Commanders and leaders
- Nicholas Mosby Dawson †: Adrián Woll

Strength
- 54 militia: 500 cavalry 2 artillery pieces

Casualties and losses
- 36 killed 15 captured: 30 killed 60–70 wounded

= Dawson massacre =

Event which occurred during the Battle of Salado Creek

The Dawson massacre, also called the Dawson expedition, was an incident in which 36 Texian militiamen were killed by Mexican soldiers on September 17, 1842 near San Antonio de Bexar (now the U.S. city of San Antonio, Texas). The event occurred during the Battle of Salado Creek, which ended with a Texian victory. This was among numerous armed conflicts over the area between the Rio Grande and Nueces rivers, which the Republic of Texas tried to control after achieving independence in 1836.

==Background==
On April 21, 1836, the independence of the Republic of Texas was secured by a decisive victory over the Mexican Army at the Battle of San Jacinto. Texas claimed the Rio Grande as its southern border but had sufficient military power to control only land north of the Nueces River. Although Antonio López de Santa Anna, the ruler of Mexico, signed the Treaties of Velasco ceding Texas territory from Mexican control, the treaty was never ratified by the Mexican Government. Santa Anna repudiated the treaty once he was released from Texan custody.

Mexican forces and allied Cherokee guerrillas under Vicente Cordova and Chicken Trotter continued to resist Texan attempts to occupy the area between the Rio Grande and Nueces rivers. For the Cherokees, it was a war of vengeance following the massacre of Cherokee and Delaware Indians by Texas Army regulars in the summer of 1839. For the Mexicans, it was to prove they could return to Texas at will.

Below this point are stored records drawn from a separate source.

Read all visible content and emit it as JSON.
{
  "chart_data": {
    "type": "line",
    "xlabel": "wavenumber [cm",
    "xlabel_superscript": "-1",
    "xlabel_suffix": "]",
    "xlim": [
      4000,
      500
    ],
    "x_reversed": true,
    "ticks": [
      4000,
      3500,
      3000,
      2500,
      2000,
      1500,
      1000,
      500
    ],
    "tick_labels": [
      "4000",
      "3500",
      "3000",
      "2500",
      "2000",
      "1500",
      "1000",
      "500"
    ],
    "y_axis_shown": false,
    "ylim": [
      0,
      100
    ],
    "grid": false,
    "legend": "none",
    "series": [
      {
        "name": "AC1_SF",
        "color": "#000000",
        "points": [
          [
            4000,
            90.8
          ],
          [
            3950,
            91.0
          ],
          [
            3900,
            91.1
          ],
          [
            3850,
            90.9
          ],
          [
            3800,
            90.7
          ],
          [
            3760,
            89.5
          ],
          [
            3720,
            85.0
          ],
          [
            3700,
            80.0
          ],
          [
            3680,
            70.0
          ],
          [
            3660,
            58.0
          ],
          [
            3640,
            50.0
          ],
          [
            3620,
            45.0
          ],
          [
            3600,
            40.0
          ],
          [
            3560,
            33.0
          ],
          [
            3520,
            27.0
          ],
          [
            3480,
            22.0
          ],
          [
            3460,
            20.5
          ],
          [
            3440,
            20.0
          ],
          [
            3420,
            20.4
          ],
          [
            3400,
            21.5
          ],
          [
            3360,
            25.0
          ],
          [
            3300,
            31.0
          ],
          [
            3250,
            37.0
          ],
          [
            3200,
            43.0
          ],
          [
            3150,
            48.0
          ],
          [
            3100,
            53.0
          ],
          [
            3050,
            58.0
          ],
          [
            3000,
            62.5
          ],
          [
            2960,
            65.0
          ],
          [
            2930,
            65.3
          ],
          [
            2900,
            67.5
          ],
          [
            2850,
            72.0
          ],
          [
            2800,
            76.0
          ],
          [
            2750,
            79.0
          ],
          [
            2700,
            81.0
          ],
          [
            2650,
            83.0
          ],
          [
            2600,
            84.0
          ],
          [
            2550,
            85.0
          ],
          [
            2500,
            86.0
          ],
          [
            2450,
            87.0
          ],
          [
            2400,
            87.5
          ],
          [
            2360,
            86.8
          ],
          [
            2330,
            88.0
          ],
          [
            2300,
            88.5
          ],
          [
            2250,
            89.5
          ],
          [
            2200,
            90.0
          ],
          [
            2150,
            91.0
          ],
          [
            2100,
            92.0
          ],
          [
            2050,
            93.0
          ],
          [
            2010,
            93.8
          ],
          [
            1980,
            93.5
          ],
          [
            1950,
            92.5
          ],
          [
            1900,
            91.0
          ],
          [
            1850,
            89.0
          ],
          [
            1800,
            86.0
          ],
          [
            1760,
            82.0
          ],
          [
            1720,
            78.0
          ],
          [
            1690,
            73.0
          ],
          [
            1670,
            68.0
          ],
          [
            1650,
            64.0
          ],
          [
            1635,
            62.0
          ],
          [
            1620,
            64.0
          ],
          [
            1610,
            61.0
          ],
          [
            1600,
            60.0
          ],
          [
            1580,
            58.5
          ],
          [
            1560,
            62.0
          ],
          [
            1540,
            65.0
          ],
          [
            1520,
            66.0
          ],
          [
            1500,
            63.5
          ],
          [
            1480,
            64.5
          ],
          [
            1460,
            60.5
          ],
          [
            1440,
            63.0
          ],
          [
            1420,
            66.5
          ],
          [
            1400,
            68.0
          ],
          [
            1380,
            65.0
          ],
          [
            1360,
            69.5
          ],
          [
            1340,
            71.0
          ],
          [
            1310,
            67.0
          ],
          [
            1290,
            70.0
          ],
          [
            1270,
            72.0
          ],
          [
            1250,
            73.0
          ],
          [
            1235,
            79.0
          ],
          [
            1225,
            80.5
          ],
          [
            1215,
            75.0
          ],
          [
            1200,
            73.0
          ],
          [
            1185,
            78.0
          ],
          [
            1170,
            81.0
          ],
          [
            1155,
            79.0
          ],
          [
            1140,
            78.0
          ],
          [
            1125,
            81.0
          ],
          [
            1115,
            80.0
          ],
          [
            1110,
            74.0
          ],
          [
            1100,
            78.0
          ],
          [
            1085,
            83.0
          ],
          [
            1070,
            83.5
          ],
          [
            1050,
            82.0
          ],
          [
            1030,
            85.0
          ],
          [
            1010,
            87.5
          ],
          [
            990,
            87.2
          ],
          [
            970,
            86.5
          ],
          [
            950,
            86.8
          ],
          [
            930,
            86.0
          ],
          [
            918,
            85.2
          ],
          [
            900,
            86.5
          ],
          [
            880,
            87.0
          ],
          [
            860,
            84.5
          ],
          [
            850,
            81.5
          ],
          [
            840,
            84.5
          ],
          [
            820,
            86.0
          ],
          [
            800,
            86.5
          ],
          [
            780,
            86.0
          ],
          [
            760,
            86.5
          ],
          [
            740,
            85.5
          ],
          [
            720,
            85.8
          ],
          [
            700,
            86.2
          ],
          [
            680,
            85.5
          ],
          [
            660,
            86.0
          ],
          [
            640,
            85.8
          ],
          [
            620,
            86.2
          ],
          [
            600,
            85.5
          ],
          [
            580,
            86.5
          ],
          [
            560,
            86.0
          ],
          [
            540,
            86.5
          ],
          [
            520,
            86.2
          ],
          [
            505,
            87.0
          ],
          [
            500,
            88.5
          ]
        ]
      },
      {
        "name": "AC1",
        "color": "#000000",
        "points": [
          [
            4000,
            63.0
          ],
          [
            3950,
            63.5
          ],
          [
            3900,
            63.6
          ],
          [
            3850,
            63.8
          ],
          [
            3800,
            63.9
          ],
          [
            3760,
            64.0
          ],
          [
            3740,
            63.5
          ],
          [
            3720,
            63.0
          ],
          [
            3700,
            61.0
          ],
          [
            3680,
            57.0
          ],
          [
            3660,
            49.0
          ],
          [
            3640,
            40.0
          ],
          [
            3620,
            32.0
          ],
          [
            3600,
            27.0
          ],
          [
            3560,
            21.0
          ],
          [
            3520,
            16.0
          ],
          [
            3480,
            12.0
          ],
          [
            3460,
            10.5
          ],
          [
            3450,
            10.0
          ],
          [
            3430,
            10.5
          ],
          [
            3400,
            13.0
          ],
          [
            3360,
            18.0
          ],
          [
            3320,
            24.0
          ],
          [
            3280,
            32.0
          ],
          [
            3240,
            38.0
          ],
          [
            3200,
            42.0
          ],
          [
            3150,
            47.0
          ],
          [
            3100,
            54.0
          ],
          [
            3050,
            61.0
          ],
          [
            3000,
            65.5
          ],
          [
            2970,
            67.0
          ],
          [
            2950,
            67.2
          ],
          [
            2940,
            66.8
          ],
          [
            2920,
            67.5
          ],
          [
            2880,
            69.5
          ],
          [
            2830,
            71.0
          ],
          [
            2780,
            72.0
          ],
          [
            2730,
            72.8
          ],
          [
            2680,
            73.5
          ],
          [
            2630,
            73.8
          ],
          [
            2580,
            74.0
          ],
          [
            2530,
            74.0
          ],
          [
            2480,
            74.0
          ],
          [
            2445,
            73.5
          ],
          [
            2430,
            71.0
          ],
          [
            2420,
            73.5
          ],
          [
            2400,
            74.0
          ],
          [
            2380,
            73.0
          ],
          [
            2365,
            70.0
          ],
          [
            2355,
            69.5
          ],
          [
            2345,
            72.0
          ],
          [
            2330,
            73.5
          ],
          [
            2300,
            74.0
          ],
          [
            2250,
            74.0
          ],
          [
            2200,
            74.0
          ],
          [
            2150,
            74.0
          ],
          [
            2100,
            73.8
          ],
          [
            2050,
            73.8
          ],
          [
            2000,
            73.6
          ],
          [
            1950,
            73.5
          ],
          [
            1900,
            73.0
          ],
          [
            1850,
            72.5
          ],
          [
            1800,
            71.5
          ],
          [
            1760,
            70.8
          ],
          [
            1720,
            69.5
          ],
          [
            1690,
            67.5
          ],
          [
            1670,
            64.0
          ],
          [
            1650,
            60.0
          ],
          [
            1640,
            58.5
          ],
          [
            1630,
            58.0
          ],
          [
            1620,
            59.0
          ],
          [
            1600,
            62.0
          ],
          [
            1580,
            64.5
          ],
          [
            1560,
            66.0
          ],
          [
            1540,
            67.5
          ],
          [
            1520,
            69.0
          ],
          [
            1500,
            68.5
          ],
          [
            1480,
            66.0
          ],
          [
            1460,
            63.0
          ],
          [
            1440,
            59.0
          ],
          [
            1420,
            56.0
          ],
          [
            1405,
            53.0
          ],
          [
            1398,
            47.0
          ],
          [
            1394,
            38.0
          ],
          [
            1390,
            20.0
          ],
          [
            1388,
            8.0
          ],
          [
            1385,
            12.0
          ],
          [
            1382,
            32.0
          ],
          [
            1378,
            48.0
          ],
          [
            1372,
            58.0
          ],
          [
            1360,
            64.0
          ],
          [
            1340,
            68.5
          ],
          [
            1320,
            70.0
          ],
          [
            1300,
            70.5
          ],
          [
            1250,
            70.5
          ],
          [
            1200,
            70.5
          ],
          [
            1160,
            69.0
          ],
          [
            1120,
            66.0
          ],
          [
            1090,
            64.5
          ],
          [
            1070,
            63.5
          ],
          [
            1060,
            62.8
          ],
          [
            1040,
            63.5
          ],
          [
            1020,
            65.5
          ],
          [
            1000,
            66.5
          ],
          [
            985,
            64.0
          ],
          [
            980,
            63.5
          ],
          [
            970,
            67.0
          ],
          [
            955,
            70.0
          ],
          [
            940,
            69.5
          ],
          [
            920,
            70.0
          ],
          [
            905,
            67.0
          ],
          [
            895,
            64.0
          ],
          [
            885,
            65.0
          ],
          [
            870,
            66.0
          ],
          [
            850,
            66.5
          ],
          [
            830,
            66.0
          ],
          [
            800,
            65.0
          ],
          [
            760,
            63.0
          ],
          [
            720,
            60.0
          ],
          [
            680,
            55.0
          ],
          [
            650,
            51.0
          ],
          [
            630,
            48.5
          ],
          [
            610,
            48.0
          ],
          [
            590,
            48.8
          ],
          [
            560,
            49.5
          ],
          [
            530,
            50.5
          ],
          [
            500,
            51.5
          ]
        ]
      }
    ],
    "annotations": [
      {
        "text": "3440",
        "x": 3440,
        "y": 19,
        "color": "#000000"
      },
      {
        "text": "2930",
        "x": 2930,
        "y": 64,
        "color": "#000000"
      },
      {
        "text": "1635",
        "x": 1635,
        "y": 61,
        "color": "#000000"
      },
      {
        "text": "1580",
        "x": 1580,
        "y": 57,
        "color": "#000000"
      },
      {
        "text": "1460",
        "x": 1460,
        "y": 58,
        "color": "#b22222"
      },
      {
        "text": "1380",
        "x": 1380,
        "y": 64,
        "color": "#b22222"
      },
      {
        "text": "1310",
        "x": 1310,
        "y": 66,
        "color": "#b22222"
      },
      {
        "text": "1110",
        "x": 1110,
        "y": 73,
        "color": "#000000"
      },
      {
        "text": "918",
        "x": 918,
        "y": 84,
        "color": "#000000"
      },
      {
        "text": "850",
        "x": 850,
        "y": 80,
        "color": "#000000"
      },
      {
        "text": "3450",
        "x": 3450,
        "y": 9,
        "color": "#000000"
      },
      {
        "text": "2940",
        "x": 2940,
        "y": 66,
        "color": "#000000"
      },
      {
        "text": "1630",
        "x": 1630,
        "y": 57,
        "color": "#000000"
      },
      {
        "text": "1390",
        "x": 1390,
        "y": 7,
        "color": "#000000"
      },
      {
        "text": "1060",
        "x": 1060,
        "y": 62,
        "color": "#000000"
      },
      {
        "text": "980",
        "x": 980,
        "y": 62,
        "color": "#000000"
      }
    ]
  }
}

On September 11, 1842, a Mexican force of 1,600 entered San Antonio and took control there, with minimal resistance from the Texans. When the news of the fall of San Antonio reached Gonzales, Mathew Caldwell formed a militia of 210 men and marched toward San Antonio. Caldwell's troops made camp about thirteen miles east of the town, near Salado Creek, and planned their attack on the Mexicans.

==Massacre==
On September 17, Caldwell sent a small band of rangers to draw the Mexicans toward the battlefield he had chosen. At least 1,000 Mexican soldiers moved out of San Antonio to attack the Texans. A separate company of 54 Texans, mostly from Fayette County, under the command of Nicholas Mosby Dawson, arrived at the battlefield and began advancing on the rear of the Mexican Army. The Mexican commander, General Adrián Woll, afraid of being surrounded, sent 500 of his cavalry soldiers and two cannons to attack the group. The Texans were able to hold their own against the Mexican muskets, but once the cannons got within range, their fatalities mounted quickly. Dawson realized the situation was hopeless and raised a white flag of surrender.

In the fog of war, both sides continued to fire and Dawson was killed. The battle was over after a little more than one hour. It ended with 36 Texans dead, fifteen captured and two escaped. At the front, Caldwell's men had repelled the Mexican attacks and inflicted heavy casualties. Woll was forced to retreat to San Antonio and then towards the Rio Grande.

The next morning Caldwell's troops located the Dawson battleground and buried the dead Texans in shallow graves. The dead Mexicans were not buried. Caldwell then unsuccessfully pursued Woll's forces south as they retreated from San Antonio. Caldwell returned to San Antonio, after the Mexicans successfully recrossed the Rio Grande.

==Legacy==
In late summer of 1848 (after Texas had become a U.S. state), a group of La Grange citizens retrieved the remains of the men killed in the Dawson Massacre from their burial site near Salado Creek. These remains, and the remains of the men killed in the failed Mier Expedition, were reinterred in a common tomb in a concrete vault on a bluff one mile south of La Grange. The grave site is now part of the Monument Hill and Kreische Brewery State Historic Sites.

The last Texian survivor of the massacre, Milvern Harrell, died on 10 August 1910.